Je ne l'ai jamais vu, je ne l'ai jamais rencontré, mais ceux qui parlaient de lui, le présentaient comme grand, fort et d'une grande probité morale. Mon propos est de raconter ce qui s'est passé en cette journée d'été, et si la distance qui me séparait de lui était grande, elle ne l'était pas assez pour entendre sa voix qui criait. Criait-il sous la torture? Ou bien, comme on le saura plus tard, c'étaient des injures qu'il jetait à la face des ses ennemis?
«Ce matin de l'été 1958 ou 1959, vers 9heures, notre modeste maison, accrochée au flanc d'une colline assistait, comme au théâtre, à une scène que je n'oublierai jamais de ma vie. Un homme était attaché à un arbre, un frêne, de l'autre côté de la RN5. À vol d'oiseau, cela devait faire moins d'un km. Je distinguais sa silhouette, mais pas ses traits. Des soldats, arme aux poings l'encerclaient. Le torturait-ils pour le faire parler, et lui, leur répondait-il en les injuriant ou bien hurlait-il de douleur? Ce qui est certain, c'est qu'il ne devait attendre d'eux aucune pitié et comme il était très courageux, nous pensons qu'il leur balançait des injures en réponses aux insultes qu'ils lui lançaient.'Avant d'être ligoté, il s'était jeté sur le capitaine dont il avait brisé la jambe en le projetant à terre, signant, dans un geste héroïque, par la même occasion, sa mort?
Le temps semblait s'arrêter soudain. Ma mère, mes jeunes frères et ma grande soeur, debout comme moi, derrière la maison, ne perdaient rien de ce qui se passait de l'autre côté de l'oued qui nous séparait de la route.
À\ ce moment, une longue file de gens en civil, escortés par des militaires étaient dirigés vers l'arbre auquel le prisonnier était lié.

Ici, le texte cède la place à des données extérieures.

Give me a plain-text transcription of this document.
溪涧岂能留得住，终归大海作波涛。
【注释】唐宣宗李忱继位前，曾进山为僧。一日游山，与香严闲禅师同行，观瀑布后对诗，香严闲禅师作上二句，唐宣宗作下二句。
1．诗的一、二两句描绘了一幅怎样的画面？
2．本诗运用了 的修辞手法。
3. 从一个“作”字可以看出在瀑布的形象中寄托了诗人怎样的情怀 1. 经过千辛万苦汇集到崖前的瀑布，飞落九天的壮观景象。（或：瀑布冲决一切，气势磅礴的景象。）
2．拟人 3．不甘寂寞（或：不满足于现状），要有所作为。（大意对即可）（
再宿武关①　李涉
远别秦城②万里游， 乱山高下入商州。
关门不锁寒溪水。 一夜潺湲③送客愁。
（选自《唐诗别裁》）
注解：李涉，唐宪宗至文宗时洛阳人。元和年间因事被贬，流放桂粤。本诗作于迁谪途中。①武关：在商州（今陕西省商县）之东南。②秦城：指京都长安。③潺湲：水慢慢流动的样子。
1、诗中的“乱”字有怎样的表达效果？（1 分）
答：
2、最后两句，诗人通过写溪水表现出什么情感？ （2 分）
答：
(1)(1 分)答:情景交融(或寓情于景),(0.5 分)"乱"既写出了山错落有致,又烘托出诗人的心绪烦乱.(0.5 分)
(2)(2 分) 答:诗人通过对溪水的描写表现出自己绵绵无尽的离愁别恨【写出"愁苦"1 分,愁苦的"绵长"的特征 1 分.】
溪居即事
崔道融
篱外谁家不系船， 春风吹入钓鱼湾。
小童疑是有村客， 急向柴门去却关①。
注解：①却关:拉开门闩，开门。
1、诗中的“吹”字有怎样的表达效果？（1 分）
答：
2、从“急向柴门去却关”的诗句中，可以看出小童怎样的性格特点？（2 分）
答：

La crainte était que les soldats leur fasse subir le même sort. Puis comme on les laissait libres, nous comprenions qu'on ne les avait amenés là que pour que cette scène leur serve d'exemple. Bien que nous ne nous fassions aucun doute sur l'issue de ce drame qui se jouait devant nous comme sur une scène, nous conservions malgré nous un faible espoir, celui de voir les soldats emmener leur prisonnier, une fois la leçon qu'ils auraient donnée aux civils aurait pris fin.
Mais voilà que vers 10 ou 11 heures, de l'autre côté de la Route nationale 18, il se fit soudain un mouvement parmi les soldats. Un ordre avait dû être donné. Les fusils se dirigent vers l'arbre. Des coups éclatent simultanément qui font taire un instant les oiseaux dans un bosquet d'eucalyptus tout près. Un instant plus tard, les soldats français, partis, les assistants à cettte scène macabre retrouvaient la liberté de mouvement et d'initiative. Ils détachèrent le chahid de son arbre pour l'emmener chez lui. L'après- midi de ce jour-là avait eu lieu son enterrement. Cette exécution sommaire, sans la moindre forme de procès était malheureusement une pratique courante dans les moeurs de l'armée coloniale. Personne ne leur demandait des comptes.
Voilà ce que je peux dire à ce sujet, et dont personne après moi ne pourra parler avec autant de détails, car ceux qui ont assisté à cette exécution sont morts et ceux-trop petits en ont été tenus éloignés et n'ont donc pu en entre parler que par ouïe-dire.».